In this scenario a diet consisting of just poor grass is still sufficient in total protein and some other key nutrients, but it is insufficient for total energy (calories). It is also responsible for the increase in the deficiencies of certain vitamins and minerals.
This would likely result in weight loss. While weight loss maybe desirable for some horses, the provision of additional forages such as hay or low energy forage replacers is possibly required to ensure sufficient fibre intake (1.5-2% bodyweight/day based on dry matter). For the poor doer again a suitable concentrate feed would provide the required additional calories and ensure sufficient vitamins and minerals. For the overweight or good-doer the supply of the required additional vitamins and minerals needs to be in a low intake feeding rate, so as to prevent excessive energy intake.

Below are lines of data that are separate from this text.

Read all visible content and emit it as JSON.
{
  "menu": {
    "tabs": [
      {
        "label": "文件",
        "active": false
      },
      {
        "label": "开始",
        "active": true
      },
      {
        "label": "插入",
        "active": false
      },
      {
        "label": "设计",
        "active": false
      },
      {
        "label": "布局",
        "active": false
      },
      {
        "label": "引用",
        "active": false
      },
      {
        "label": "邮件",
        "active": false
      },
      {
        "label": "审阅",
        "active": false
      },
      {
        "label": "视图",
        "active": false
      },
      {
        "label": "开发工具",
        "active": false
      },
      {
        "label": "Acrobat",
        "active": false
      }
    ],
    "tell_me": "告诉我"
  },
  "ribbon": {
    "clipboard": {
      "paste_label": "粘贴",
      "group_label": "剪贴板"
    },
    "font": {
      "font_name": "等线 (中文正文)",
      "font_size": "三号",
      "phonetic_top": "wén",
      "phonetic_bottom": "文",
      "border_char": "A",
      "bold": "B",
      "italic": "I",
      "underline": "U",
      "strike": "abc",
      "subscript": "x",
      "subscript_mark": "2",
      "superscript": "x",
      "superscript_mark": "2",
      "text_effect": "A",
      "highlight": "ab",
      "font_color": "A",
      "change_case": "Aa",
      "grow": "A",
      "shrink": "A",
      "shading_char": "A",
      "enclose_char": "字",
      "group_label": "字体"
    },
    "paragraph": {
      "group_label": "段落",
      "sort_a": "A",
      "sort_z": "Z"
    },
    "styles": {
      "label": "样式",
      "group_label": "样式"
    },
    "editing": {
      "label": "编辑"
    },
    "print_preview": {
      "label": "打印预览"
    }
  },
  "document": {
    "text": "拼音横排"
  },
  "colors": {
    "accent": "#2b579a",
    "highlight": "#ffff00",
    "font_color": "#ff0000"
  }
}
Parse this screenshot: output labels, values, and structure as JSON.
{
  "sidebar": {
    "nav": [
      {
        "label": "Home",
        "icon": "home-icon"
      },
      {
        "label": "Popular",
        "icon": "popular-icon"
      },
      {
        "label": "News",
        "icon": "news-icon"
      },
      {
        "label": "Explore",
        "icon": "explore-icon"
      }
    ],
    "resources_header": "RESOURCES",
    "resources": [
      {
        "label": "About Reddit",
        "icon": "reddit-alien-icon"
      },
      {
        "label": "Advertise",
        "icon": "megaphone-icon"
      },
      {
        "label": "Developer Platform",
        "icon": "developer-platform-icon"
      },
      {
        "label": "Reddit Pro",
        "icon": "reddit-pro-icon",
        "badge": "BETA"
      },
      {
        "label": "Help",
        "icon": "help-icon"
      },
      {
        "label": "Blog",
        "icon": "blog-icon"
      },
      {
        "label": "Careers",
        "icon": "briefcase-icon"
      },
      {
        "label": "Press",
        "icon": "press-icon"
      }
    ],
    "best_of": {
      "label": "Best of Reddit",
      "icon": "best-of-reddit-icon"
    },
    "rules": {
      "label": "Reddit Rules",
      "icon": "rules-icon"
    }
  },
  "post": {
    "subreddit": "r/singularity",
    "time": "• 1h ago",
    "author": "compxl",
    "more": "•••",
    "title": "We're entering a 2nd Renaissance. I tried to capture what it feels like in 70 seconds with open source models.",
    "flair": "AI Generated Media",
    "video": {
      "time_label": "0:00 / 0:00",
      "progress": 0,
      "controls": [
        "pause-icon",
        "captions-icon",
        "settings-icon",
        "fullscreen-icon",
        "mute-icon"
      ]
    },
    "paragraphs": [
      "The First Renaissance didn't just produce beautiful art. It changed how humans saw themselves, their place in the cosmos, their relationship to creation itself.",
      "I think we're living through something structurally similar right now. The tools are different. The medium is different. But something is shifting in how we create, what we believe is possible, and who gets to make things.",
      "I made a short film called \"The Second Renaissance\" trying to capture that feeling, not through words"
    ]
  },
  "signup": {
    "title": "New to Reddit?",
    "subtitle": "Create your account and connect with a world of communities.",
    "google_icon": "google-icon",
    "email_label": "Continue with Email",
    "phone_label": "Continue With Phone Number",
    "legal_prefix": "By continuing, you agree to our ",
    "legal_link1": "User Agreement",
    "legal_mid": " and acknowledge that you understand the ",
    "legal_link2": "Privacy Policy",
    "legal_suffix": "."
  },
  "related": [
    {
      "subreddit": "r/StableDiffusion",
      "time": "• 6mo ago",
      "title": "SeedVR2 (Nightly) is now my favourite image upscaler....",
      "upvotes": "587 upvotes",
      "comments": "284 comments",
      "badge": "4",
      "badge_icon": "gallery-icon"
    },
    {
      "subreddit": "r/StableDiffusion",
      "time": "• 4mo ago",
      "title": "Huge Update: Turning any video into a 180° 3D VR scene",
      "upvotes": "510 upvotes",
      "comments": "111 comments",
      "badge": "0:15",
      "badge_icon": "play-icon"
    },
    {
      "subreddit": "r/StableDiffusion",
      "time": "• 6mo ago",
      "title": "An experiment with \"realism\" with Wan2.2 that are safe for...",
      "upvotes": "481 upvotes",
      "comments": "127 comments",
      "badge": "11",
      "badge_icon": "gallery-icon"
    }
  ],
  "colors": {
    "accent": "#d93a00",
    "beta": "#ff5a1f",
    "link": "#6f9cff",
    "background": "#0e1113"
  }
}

Suitable forage and balancing the required vitamins and minerals
When the provision of grass and potentially additional sources of forage are correct to maintain an appropriate body condition and weight, the forages inability to provide sufficient levels of key vitamins and minerals still persists. Horses are great compensators for such deficiencies, but as owners we should be responsible for ensuring they don’t need to. Figure 3 illustrates how the addition of a suitable vitamin and minerals supplement to a horse’s diet, when the forage is correct for fibre and energy levels can produce a ration within the optimal range of all the key nutrients.
Grass alone has the potential to provide both insufficient or excessive energy (calories) to maintain a healthy body condition. Even when the grass levels and type are sufficient to provide optimal fibre and energy, it is unlikely to provide a sufficient supply of the key vitamins and minerals.
In situations where it’s unsuitable to provide these with conventional hard feeds, the provision of vitamins and minerals in the form of a balancer, or a vitamin and mineral supplement is advisable. As figure 3 illustrates the use of vitamin and mineral block such as Horslyx Original Balancer, which is ideal for field feeding, can achieve an optimal ration. The advantage of such a field block is undoubtedly the convenience of such a method to provide a constant supply these vitamins and minerals, allowing an owner to focus on grass quantity, quality and their horse’s body condition.